Data theft

Data theft is the deliberate theft of information, rather than its accidental loss.

Data theft can take place both inside an organization (e.g., by a disgruntled employee), or by criminals outside the organization.

Criminals often use malware to access a computer and steal data. A common approach is to use a Trojan to install keylogging software that tracks everything the user types, including usernames and passwords, in order to access the user’s bank account.

In 2013, for example, names, Social Security numbers and other sensitive data about individuals involved in pending court cases were stolen from the State of Washington Administrative Office of the Courts.

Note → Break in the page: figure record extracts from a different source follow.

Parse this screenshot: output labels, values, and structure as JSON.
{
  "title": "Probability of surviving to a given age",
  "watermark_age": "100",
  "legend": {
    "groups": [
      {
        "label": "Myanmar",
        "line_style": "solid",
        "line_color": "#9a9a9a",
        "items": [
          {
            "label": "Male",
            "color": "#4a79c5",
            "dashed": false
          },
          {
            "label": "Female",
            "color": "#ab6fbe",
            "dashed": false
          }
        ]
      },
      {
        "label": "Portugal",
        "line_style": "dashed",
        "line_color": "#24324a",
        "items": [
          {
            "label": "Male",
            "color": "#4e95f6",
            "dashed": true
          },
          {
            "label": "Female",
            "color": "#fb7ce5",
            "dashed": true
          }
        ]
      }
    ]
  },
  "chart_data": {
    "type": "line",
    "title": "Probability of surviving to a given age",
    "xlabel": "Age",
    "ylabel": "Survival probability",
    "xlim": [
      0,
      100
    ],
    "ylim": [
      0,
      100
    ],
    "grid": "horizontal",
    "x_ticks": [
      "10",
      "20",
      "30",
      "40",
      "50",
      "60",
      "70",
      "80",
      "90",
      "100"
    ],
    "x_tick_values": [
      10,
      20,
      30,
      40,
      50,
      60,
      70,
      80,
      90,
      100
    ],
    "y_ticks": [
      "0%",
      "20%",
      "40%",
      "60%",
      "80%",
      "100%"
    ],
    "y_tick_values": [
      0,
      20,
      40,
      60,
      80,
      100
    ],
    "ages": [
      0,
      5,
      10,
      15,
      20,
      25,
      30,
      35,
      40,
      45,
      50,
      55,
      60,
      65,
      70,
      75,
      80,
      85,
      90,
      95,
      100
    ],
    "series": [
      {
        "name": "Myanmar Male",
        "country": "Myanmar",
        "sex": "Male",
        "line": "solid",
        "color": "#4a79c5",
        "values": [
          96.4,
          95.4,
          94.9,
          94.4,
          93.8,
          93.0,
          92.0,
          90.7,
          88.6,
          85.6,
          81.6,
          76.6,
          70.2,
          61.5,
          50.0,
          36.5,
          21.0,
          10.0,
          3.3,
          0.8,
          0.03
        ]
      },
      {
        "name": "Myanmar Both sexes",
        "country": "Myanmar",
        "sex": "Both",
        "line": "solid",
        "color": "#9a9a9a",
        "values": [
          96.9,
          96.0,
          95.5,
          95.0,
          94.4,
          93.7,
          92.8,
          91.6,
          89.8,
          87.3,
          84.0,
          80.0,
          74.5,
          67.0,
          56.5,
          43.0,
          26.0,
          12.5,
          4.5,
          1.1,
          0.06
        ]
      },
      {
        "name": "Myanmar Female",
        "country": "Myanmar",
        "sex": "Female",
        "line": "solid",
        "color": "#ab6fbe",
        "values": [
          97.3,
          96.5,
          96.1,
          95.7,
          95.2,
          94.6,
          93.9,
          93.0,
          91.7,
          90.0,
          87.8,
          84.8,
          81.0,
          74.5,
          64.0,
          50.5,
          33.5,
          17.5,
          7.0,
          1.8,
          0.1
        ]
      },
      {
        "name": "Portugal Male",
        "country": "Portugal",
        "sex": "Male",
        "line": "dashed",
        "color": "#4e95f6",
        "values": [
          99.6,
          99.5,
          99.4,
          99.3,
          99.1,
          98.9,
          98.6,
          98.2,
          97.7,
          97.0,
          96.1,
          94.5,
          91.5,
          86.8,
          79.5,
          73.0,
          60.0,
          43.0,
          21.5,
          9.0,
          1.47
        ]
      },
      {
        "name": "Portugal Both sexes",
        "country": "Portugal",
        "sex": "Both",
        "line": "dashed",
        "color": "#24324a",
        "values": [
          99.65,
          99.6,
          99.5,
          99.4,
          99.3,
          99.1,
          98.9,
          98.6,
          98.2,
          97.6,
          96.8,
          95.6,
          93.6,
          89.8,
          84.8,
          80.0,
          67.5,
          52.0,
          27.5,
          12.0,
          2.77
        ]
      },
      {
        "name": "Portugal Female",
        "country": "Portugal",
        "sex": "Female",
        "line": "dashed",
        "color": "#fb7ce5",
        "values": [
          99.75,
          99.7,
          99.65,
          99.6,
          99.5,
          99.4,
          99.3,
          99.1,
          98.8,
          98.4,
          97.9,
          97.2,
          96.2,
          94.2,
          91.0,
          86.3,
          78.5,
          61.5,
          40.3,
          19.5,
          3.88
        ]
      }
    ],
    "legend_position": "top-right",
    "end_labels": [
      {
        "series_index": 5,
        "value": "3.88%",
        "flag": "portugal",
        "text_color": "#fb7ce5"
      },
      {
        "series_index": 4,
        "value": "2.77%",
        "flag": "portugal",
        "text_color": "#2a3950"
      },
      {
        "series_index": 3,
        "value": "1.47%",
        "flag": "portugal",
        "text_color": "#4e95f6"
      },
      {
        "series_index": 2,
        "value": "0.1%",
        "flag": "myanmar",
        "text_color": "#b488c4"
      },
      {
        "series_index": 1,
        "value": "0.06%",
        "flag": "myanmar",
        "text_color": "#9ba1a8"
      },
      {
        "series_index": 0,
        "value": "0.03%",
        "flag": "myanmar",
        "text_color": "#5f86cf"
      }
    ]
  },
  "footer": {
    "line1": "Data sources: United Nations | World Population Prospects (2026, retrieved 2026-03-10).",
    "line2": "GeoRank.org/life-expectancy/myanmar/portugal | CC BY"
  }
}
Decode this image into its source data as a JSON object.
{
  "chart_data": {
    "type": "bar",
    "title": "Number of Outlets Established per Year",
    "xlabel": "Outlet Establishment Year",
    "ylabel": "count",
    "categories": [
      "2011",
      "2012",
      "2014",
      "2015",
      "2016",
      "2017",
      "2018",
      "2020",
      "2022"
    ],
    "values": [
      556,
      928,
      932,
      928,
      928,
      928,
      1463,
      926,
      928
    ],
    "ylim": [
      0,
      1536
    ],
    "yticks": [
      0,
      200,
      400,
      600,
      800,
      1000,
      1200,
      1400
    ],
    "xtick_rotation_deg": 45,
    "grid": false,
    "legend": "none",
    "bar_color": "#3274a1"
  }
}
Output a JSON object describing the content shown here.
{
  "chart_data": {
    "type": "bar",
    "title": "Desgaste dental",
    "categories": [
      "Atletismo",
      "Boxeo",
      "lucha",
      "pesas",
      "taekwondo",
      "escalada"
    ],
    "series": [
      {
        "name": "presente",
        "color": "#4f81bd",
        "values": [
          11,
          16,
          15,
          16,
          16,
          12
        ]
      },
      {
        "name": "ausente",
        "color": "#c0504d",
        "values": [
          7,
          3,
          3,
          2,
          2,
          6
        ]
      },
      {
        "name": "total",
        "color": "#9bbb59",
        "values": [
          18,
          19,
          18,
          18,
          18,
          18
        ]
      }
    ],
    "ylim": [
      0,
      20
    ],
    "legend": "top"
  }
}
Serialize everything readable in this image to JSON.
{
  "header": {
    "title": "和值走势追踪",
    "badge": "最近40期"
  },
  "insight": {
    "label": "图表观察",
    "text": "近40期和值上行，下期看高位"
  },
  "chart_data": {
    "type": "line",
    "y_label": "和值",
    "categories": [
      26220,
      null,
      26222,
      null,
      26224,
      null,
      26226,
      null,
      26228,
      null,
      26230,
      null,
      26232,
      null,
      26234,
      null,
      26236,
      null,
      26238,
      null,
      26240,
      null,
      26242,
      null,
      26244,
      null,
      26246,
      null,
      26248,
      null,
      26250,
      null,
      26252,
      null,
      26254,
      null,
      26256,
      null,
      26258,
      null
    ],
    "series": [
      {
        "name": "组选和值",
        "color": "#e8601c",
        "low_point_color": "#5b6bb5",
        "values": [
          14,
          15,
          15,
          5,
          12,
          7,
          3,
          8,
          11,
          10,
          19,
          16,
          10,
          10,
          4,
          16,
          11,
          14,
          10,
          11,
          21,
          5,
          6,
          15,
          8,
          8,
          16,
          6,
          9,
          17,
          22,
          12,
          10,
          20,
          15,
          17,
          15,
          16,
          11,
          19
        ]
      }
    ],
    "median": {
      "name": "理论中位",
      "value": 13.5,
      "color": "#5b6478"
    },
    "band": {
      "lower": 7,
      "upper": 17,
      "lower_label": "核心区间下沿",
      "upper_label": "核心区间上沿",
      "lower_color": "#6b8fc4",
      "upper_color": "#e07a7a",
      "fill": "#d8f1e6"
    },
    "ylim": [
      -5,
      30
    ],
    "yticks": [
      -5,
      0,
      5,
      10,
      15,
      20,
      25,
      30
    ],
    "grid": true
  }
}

Some other recent data thefts include some of the biggest in history:

  • 2011: Email marketing company Epsilon leaks millions of names and email addresses from customer databases of Best Buy, Marks & Spencer and Chase Bank. Initial cost-containment and remediation is estimated at $225M, but could reach as high as $4B
  • 2011: Sony Corp suffers breaches that place 100M customer accounts at risk, costing the company up to $2 billion
  • 2011: Servers are breached for Global Payments, a payments processor for Visa, exposing information on as many as 7M card holders
  • 2012: More than 6 million poorly encrypted LinkedIn passwords are published on an underground criminal website.
  • 2013: Over 50 million names, email addresses, and encrypted passwords are stolen from LivingSocial, a popular daily deals website.

Data theft also occurs when devices containing data, such as laptops or USB drives, are stolen.